La tesi seguita dalla sentenza n. 24629 del 2015 trova il proprio fondamento nell’affermazione secondo cui, poiché è l’opponente il soggetto interessato alla proposizione del giudizio di cognizione, è su di lui che deve gravare l’onere di avviare la procedura di mediazione.
D’altro canto, però, è sostenibile anche l’altra tesi, che ha dalla sua il fatto che nel giudizio di opposizione a decreto ingiuntivo è il convenuto opposto ad essere l’attore in senso sostanziale; e con la proposizione dell’opposizione il giudizio torna ad essere un normale giudizio di cognizione.

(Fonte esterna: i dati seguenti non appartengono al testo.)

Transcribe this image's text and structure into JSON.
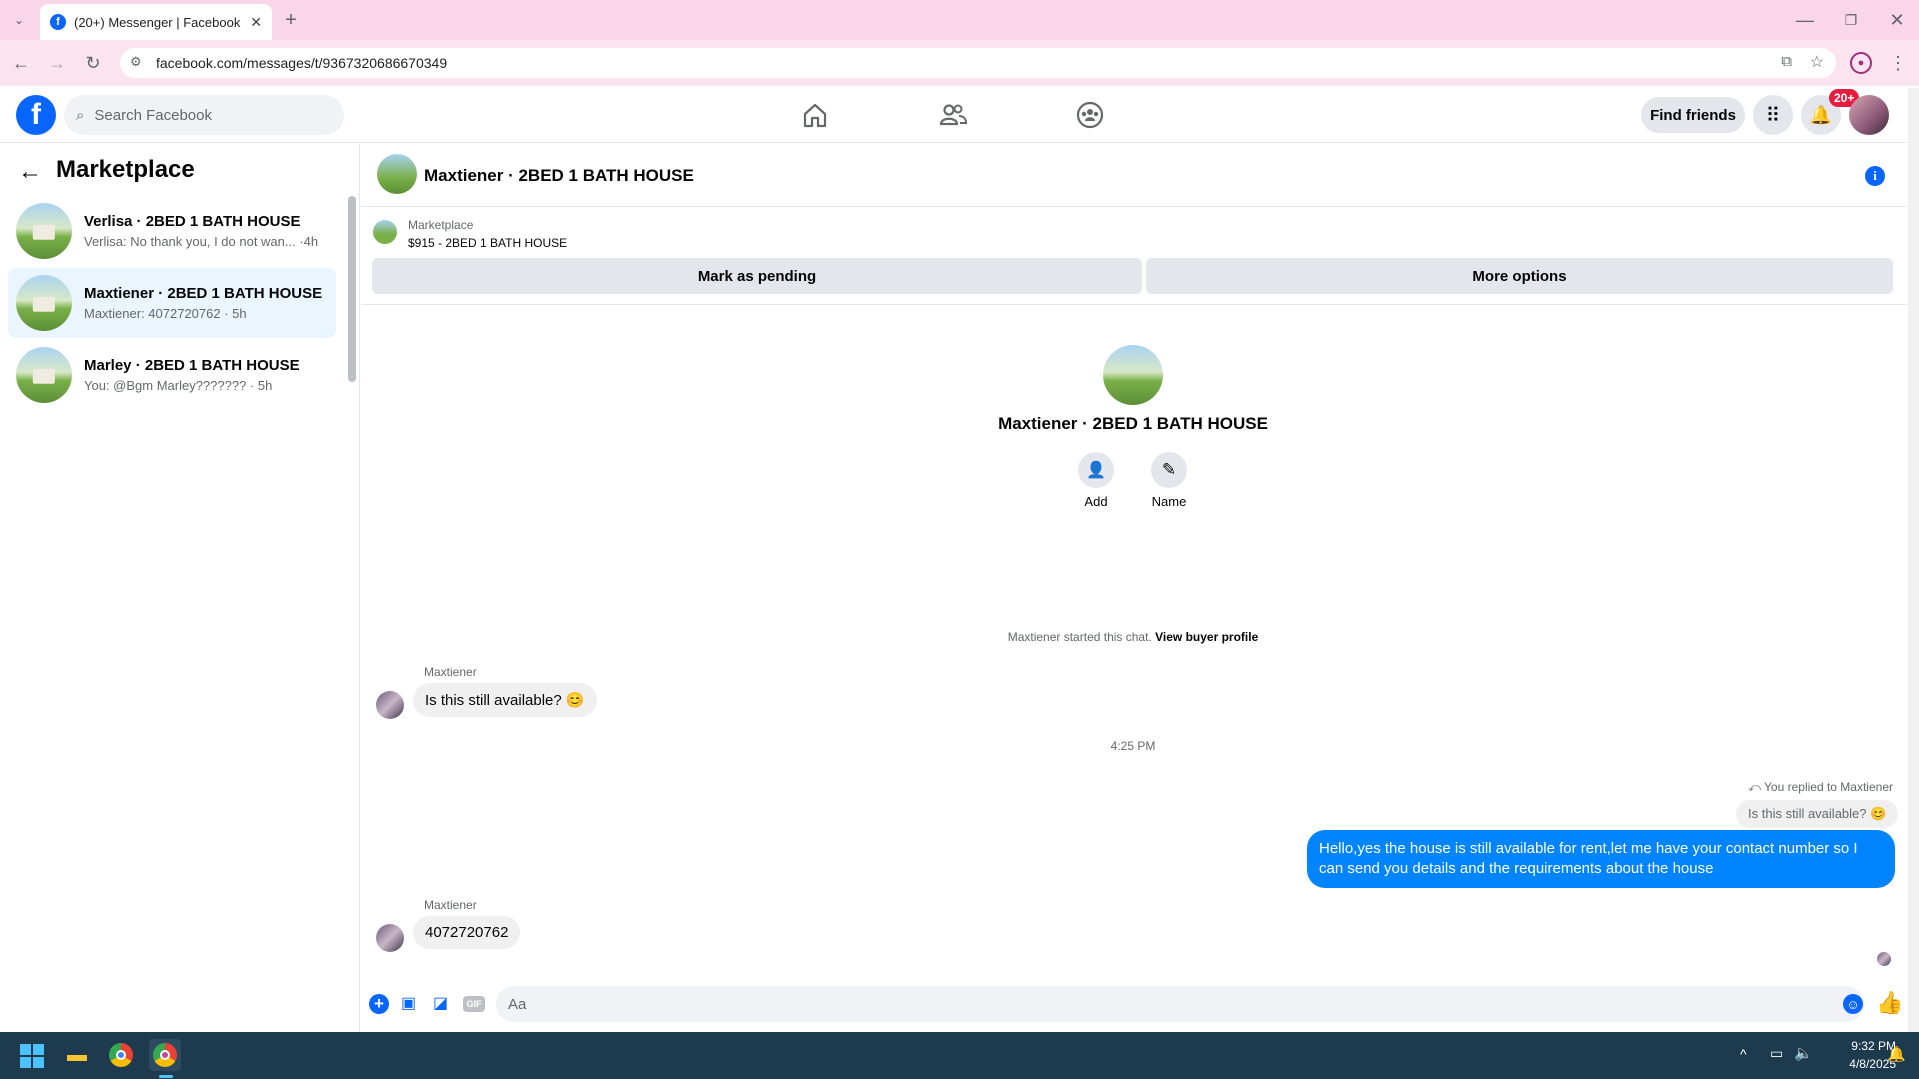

“Ritengono queste Sezioni Unite che l’orientamento inaugurato dalla più volte citata sentenza n. 24629 del 2015 non possa essere confermato e che il contrasto esistente nella giurisprudenza vada composto stabilendo che l’onere di attivare il procedimento di mediazione nel giudizio di opposizione a decreto ingiuntivo è a carico del creditore opposto. Sarà il creditore a dover assumere l’iniziativa di promuovere la mediazione
Deve essere enunciato, pertanto, il seguente principio di diritto:
«Nelle controversie soggette a mediazione obbligatoria ai sensi dell’art. 5, comma 1-bis, del d.lgs. n. 28 del 2010, i cui giudizi vengano introdotti con un decreto ingiuntivo, una volta instaurato il relativo giudizio di opposizione e decise le istanze di concessione o sospensione della provvisoria esecuzione del decreto, l’onere di promuovere la procedura di mediazione è a carico della parte opposta; ne consegue che, ove essa non si attivi, alla pronuncia di improcedibilità di cui al citato comma 1-bis conseguirà la revoca del decreto ingiuntivo».”
E’ il creditore (opposto) a dover assumere l’iniziativa di promuovere la mediazione.